In a landscape where trailers are over-optimized and audiences are desensitized, Sam Raimi’s new film Send Help offers a smart reminder: the most effective movie marketing doesn’t always live inside the film itself.

Instead of relying solely on cut-downs and TV spots, the campaign introduced a wholly original piece of ancillary content - a faux Survivor audition tape featuring Rachel McAdams - that exists outside the movie while still living squarely inside its world. The result wasn’t just awareness, but confusion, conversation, and earned coverage.

For marketers, this signals a growing need to invest in reality-blurring narrative assets that function as pillars, not add-ons.

Extending the film’s world beyond the screen

The Send Help ‘Survivor’ audition tape was a newly filmed moment created exclusively for the campaign. By placing McAdams’ character into a familiar real-world format (Survivor auditions), the content made the film’s universe feel adjacent to our own. Viewers were encountering a character “in the wild.”

This tactic has historical precedent. The Blair Witch Project famously used fake police reports, missing-person sites, and fabricated interviews to blur fiction and reality, helping drive more than $248M worldwide on a sub-$100K budget. The common thread: audiences leaned in because the story felt like it could exist outside the theater.

Earned media fueled by authentic confusion

Because the Send Help ‘Survivor’ video looked and felt real, it generated conversation that trailers rarely spark. Entertainment outlets framed it as a curiosity, social users debated whether the audition was legitimate, and the content spread without paid amplification. That moment of “wait…is this real?” is exactly what drives earned impressions in today’s attention economy.

This mirrors past campaigns like The Dark Knight’s “Why So Serious?” ARG, which turned real-world puzzles and experiences into press coverage, fan participation, and sustained pre-release buzz. When marketing becomes something audiences have to interpret, it earns attention rather than renting it.

An evergreen campaign asset built for longevity

One of the biggest advantages of bespoke ancillary content is durability. A single, high-concept narrative asset can live for weeks or months, seeding social posts, giving press fresh angles, contextualizing trailers, and offering actors something meaningful to share. Unlike cutdowns that fatigue quickly, these pieces compound value over time.

For Send Help, the audition tape establishes tone, character, and genre without revealing plot or relying on spectacle. It functions as a narrative anchor…something the rest of the campaign can orbit. For marketers managing finite budgets and shrinking attention spans, this approach prioritizes impact over volume.

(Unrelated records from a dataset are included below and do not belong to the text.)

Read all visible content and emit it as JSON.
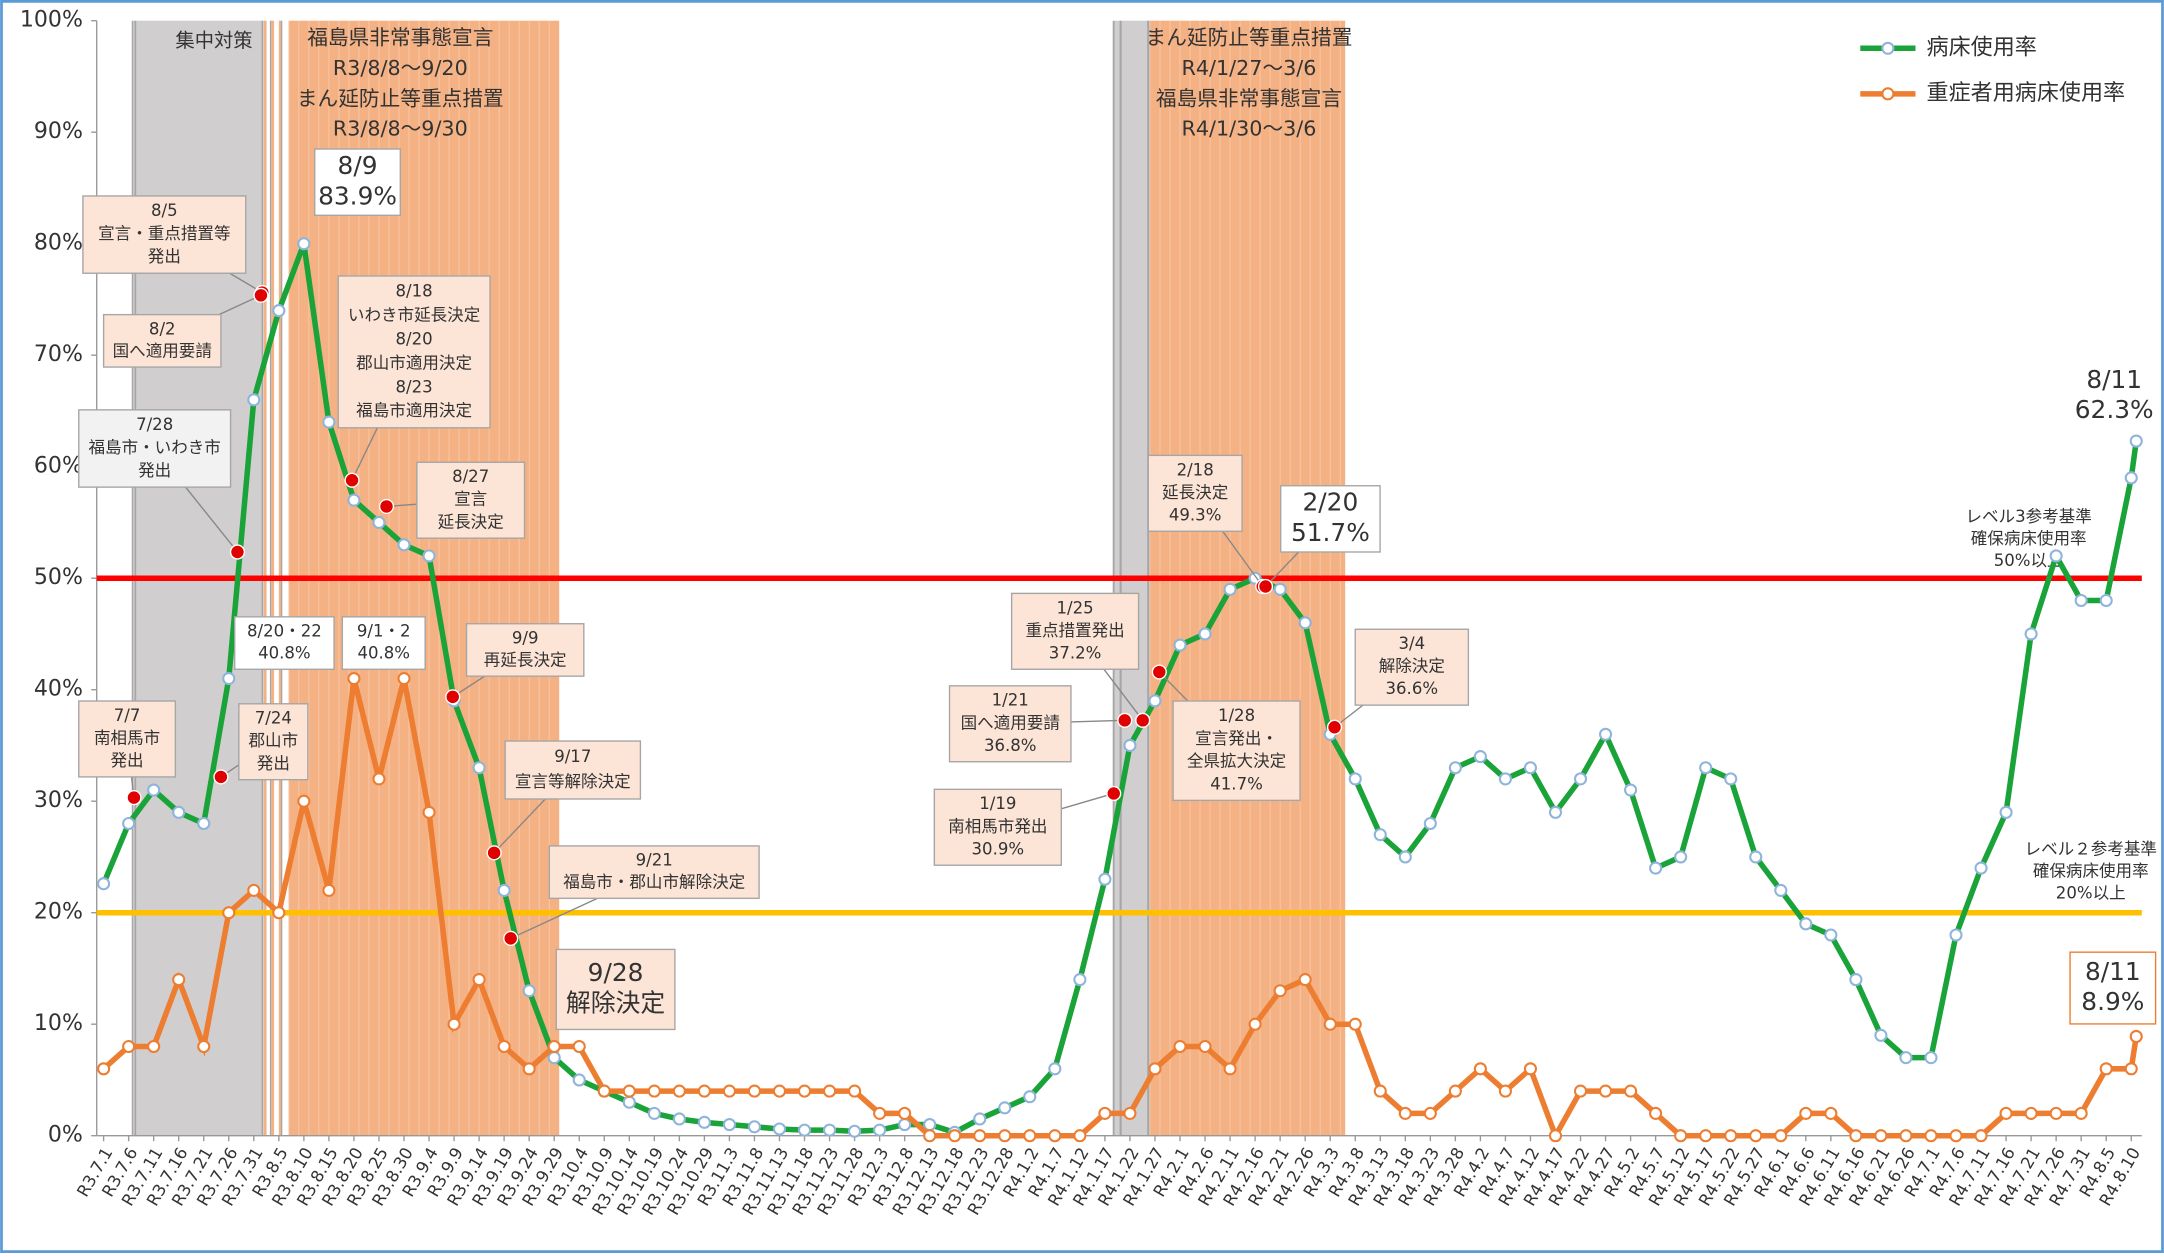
{
  "chart_data": {
    "type": "line",
    "categories": [
      "R3.7.1",
      "R3.7.6",
      "R3.7.11",
      "R3.7.16",
      "R3.7.21",
      "R3.7.26",
      "R3.7.31",
      "R3.8.5",
      "R3.8.10",
      "R3.8.15",
      "R3.8.20",
      "R3.8.25",
      "R3.8.30",
      "R3.9.4",
      "R3.9.9",
      "R3.9.14",
      "R3.9.19",
      "R3.9.24",
      "R3.9.29",
      "R3.10.4",
      "R3.10.9",
      "R3.10.14",
      "R3.10.19",
      "R3.10.24",
      "R3.10.29",
      "R3.11.3",
      "R3.11.8",
      "R3.11.13",
      "R3.11.18",
      "R3.11.23",
      "R3.11.28",
      "R3.12.3",
      "R3.12.8",
      "R3.12.13",
      "R3.12.18",
      "R3.12.23",
      "R3.12.28",
      "R4.1.2",
      "R4.1.7",
      "R4.1.12",
      "R4.1.17",
      "R4.1.22",
      "R4.1.27",
      "R4.2.1",
      "R4.2.6",
      "R4.2.11",
      "R4.2.16",
      "R4.2.21",
      "R4.2.26",
      "R4.3.3",
      "R4.3.8",
      "R4.3.13",
      "R4.3.18",
      "R4.3.23",
      "R4.3.28",
      "R4.4.2",
      "R4.4.7",
      "R4.4.12",
      "R4.4.17",
      "R4.4.22",
      "R4.4.27",
      "R4.5.2",
      "R4.5.7",
      "R4.5.12",
      "R4.5.17",
      "R4.5.22",
      "R4.5.27",
      "R4.6.1",
      "R4.6.6",
      "R4.6.11",
      "R4.6.16",
      "R4.6.21",
      "R4.6.26",
      "R4.7.1",
      "R4.7.6",
      "R4.7.11",
      "R4.7.16",
      "R4.7.21",
      "R4.7.26",
      "R4.7.31",
      "R4.8.5",
      "R4.8.10",
      null
    ],
    "series": [
      {
        "name": "病床使用率",
        "color": "#1aa339",
        "values": [
          22.6,
          28,
          31,
          29,
          28,
          41,
          66,
          74,
          80,
          64,
          57,
          55,
          53,
          52,
          39,
          33,
          22,
          13,
          7,
          5,
          4,
          3,
          2,
          1.5,
          1.2,
          1,
          0.8,
          0.6,
          0.5,
          0.5,
          0.4,
          0.5,
          1,
          1,
          0.3,
          1.5,
          2.5,
          3.5,
          6,
          14,
          23,
          35,
          39,
          44,
          45,
          49,
          50,
          49,
          46,
          36,
          32,
          27,
          25,
          28,
          33,
          34,
          32,
          33,
          29,
          32,
          36,
          31,
          24,
          25,
          33,
          32,
          25,
          22,
          19,
          18,
          14,
          9,
          7,
          7,
          18,
          24,
          29,
          45,
          52,
          48,
          48,
          59,
          62.3
        ]
      },
      {
        "name": "重症者用病床使用率",
        "color": "#ed7d31",
        "values": [
          6,
          8,
          8,
          14,
          8,
          20,
          22,
          20,
          30,
          22,
          41,
          32,
          41,
          29,
          10,
          14,
          8,
          6,
          8,
          8,
          4,
          4,
          4,
          4,
          4,
          4,
          4,
          4,
          4,
          4,
          4,
          2,
          2,
          0,
          0,
          0,
          0,
          0,
          0,
          0,
          2,
          2,
          6,
          8,
          8,
          6,
          10,
          13,
          14,
          10,
          10,
          4,
          2,
          2,
          4,
          6,
          4,
          6,
          0,
          4,
          4,
          4,
          2,
          0,
          0,
          0,
          0,
          0,
          2,
          2,
          0,
          0,
          0,
          0,
          0,
          0,
          2,
          2,
          2,
          2,
          6,
          6,
          8.9
        ]
      }
    ],
    "ylim": [
      0,
      100
    ],
    "yticks": [
      {
        "value": 0,
        "label": "0%"
      },
      {
        "value": 10,
        "label": "10%"
      },
      {
        "value": 20,
        "label": "20%"
      },
      {
        "value": 30,
        "label": "30%"
      },
      {
        "value": 40,
        "label": "40%"
      },
      {
        "value": 50,
        "label": "50%"
      },
      {
        "value": 60,
        "label": "60%"
      },
      {
        "value": 70,
        "label": "70%"
      },
      {
        "value": 80,
        "label": "80%"
      },
      {
        "value": 90,
        "label": "90%"
      },
      {
        "value": 100,
        "label": "100%"
      }
    ],
    "grid": false,
    "legend": "top-right",
    "reference_lines": [
      {
        "value": 50,
        "color": "#ff0000",
        "lines": [
          "レベル3参考基準",
          "確保病床使用率",
          "50%以上"
        ]
      },
      {
        "value": 20,
        "color": "#ffc000",
        "lines": [
          "レベル２参考基準",
          "確保病床使用率",
          "20%以上"
        ]
      }
    ],
    "regions": [
      {
        "lines": [
          "集中対策"
        ]
      },
      {
        "lines": [
          "福島県非常事態宣言",
          "R3/8/8～9/20",
          "まん延防止等重点措置",
          "R3/8/8～9/30"
        ]
      },
      {
        "lines": [
          "まん延防止等重点措置",
          "R4/1/27～3/6",
          "福島県非常事態宣言",
          "R4/1/30～3/6"
        ]
      }
    ],
    "annotations": [
      {
        "lines": [
          "8/9",
          "83.9%"
        ]
      },
      {
        "lines": [
          "8/5",
          "宣言・重点措置等",
          "発出"
        ]
      },
      {
        "lines": [
          "8/2",
          "国へ適用要請"
        ]
      },
      {
        "lines": [
          "8/18",
          "いわき市延長決定",
          "8/20",
          "郡山市適用決定",
          "8/23",
          "福島市適用決定"
        ]
      },
      {
        "lines": [
          "7/28",
          "福島市・いわき市",
          "発出"
        ]
      },
      {
        "lines": [
          "8/27",
          "宣言",
          "延長決定"
        ]
      },
      {
        "lines": [
          "8/20・22",
          "40.8%"
        ]
      },
      {
        "lines": [
          "9/1・2",
          "40.8%"
        ]
      },
      {
        "lines": [
          "9/9",
          "再延長決定"
        ]
      },
      {
        "lines": [
          "7/7",
          "南相馬市",
          "発出"
        ]
      },
      {
        "lines": [
          "7/24",
          "郡山市",
          "発出"
        ]
      },
      {
        "lines": [
          "9/17",
          "宣言等解除決定"
        ]
      },
      {
        "lines": [
          "9/21",
          "福島市・郡山市解除決定"
        ]
      },
      {
        "lines": [
          "9/28",
          "解除決定"
        ]
      },
      {
        "lines": [
          "1/25",
          "重点措置発出",
          "37.2%"
        ]
      },
      {
        "lines": [
          "1/21",
          "国へ適用要請",
          "36.8%"
        ]
      },
      {
        "lines": [
          "1/28",
          "宣言発出・",
          "全県拡大決定",
          "41.7%"
        ]
      },
      {
        "lines": [
          "1/19",
          "南相馬市発出",
          "30.9%"
        ]
      },
      {
        "lines": [
          "2/18",
          "延長決定",
          "49.3%"
        ]
      },
      {
        "lines": [
          "2/20",
          "51.7%"
        ]
      },
      {
        "lines": [
          "3/4",
          "解除決定",
          "36.6%"
        ]
      },
      {
        "lines": [
          "8/11",
          "62.3%"
        ]
      },
      {
        "lines": [
          "8/11",
          "8.9%"
        ]
      }
    ]
  }
}
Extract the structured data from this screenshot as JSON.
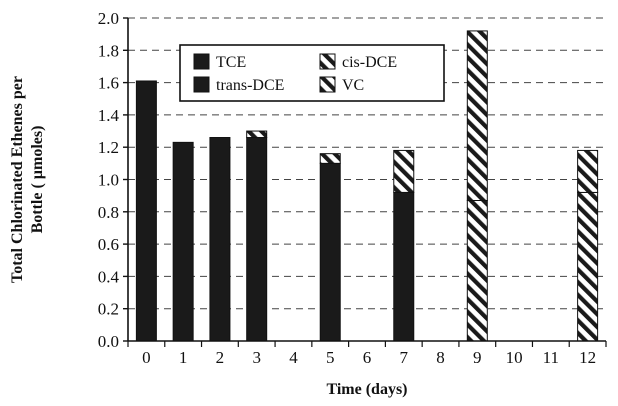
{
  "chart_data": {
    "type": "bar",
    "stacked": true,
    "title": "",
    "xlabel": "Time (days)",
    "ylabel": "Total Chlorinated Ethenes per Bottle ( µmoles)",
    "categories": [
      "0",
      "1",
      "2",
      "3",
      "4",
      "5",
      "6",
      "7",
      "8",
      "9",
      "10",
      "11",
      "12"
    ],
    "ylim": [
      0,
      2.0
    ],
    "yticks": [
      "0.0",
      "0.2",
      "0.4",
      "0.6",
      "0.8",
      "1.0",
      "1.2",
      "1.4",
      "1.6",
      "1.8",
      "2.0"
    ],
    "grid": true,
    "legend_position": "top-center",
    "series": [
      {
        "name": "TCE",
        "pattern": "solid",
        "color": "#1a1a1a",
        "values": [
          1.61,
          1.23,
          1.26,
          1.26,
          null,
          1.1,
          null,
          0.92,
          null,
          0.0,
          null,
          null,
          0.0
        ]
      },
      {
        "name": "trans-DCE",
        "pattern": "solid",
        "color": "#1a1a1a",
        "values": [
          0.0,
          0.0,
          0.0,
          0.0,
          null,
          0.0,
          null,
          0.0,
          null,
          0.0,
          null,
          null,
          0.0
        ]
      },
      {
        "name": "cis-DCE",
        "pattern": "hatch",
        "color": "#1a1a1a",
        "values": [
          0.0,
          0.0,
          0.0,
          0.04,
          null,
          0.06,
          null,
          0.26,
          null,
          0.87,
          null,
          null,
          0.92
        ]
      },
      {
        "name": "VC",
        "pattern": "hatch",
        "color": "#1a1a1a",
        "values": [
          0.0,
          0.0,
          0.0,
          0.0,
          null,
          0.0,
          null,
          0.0,
          null,
          1.05,
          null,
          null,
          0.26
        ]
      }
    ]
  }
}
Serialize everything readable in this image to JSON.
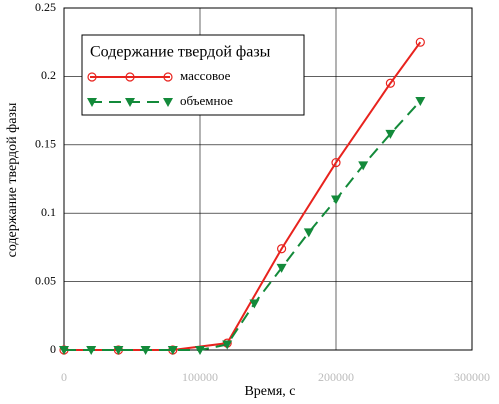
{
  "chart_data": {
    "type": "line",
    "x_label": "Время, с",
    "y_label": "содержание твердой фазы",
    "legend_title": "Содержание твердой фазы",
    "legend_position": "upper left",
    "grid": true,
    "xlim": [
      0,
      300000
    ],
    "xticks": [
      0,
      100000,
      200000,
      300000
    ],
    "ylim": [
      0,
      0.25
    ],
    "yticks": [
      0,
      0.05,
      0.1,
      0.15,
      0.2,
      0.25
    ],
    "series": [
      {
        "name": "массовое",
        "color": "#e8231e",
        "line_style": "solid",
        "marker": "circle",
        "x": [
          0,
          40000,
          80000,
          120000,
          160000,
          200000,
          240000,
          262000
        ],
        "values": [
          0,
          0,
          0,
          0.005,
          0.074,
          0.137,
          0.195,
          0.225
        ]
      },
      {
        "name": "объемное",
        "color": "#138a3a",
        "line_style": "dashed",
        "marker": "triangle",
        "x": [
          0,
          20000,
          40000,
          60000,
          80000,
          100000,
          120000,
          140000,
          160000,
          180000,
          200000,
          220000,
          240000,
          262000
        ],
        "values": [
          0,
          0,
          0,
          0,
          0,
          0,
          0.004,
          0.034,
          0.06,
          0.086,
          0.11,
          0.135,
          0.158,
          0.182
        ]
      }
    ]
  }
}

Movie marketing intel: This week in trends

GEN Z VIEWING HABITS 📈 Are movie theaters cool again? (Vox)
Recent data shows that Gen Z moviegoers are reversing the narrative that streaming killed theatrical attendance. Last year, the number of Gen Zers who visited theaters at least six times annually rose from 31 % in 2024 to 41 % in 2025 according to Cinema United’s Strength of Theatrical Exhibition report. This cohort now accounts for some of the most frequent moviegoing behavior, and even Gen Alpha shows strong preference for theatrical experiences. For marketers and exhibitors, this suggests that campaigns emphasizing shared, in-person experiences (plus subscription and loyalty perks like AMC A-List) can resonate strongly with younger audiences defending the value of theatrical marketing in an age of digital distraction.

TIKTOK ADS 📱 TikTok Courts Hollywood With New Ad Formats at Sundance (The Wrap)
As TikTok preps its U.S. ownership transition, the platform is aggressively positioning itself as a strategic partner for film marketing, debuting new entertainment-focused ad formats and bringing 10 creators to Sundance 2026 to spotlight movies and build fandoms. The new formats are designed to help studios showcase multiple film titles within a single TikTok unit and leverage creator voices as part of festival coverage and audience engagement. This move underscores how short-form, creator-driven content is being integrated into traditional film marketing playbooks and reflects growing recognition that platforms like TikTok where fans already discover and discuss movies can directly influence awareness and viewing behavior.

This Week’s Movie Review: 28 Years Later: The Bone Temple (2025) — ★★★★ (4/5)
Bleak, unsettling, and confidently restrained, The Bone Temple proves the 28 franchise still knows how to burrow under your skin. The film’s sense of time is its most powerful weapon. It doesn’t chase reinvention, but it deepens the mythology in a way that feels earned and genuinely haunting.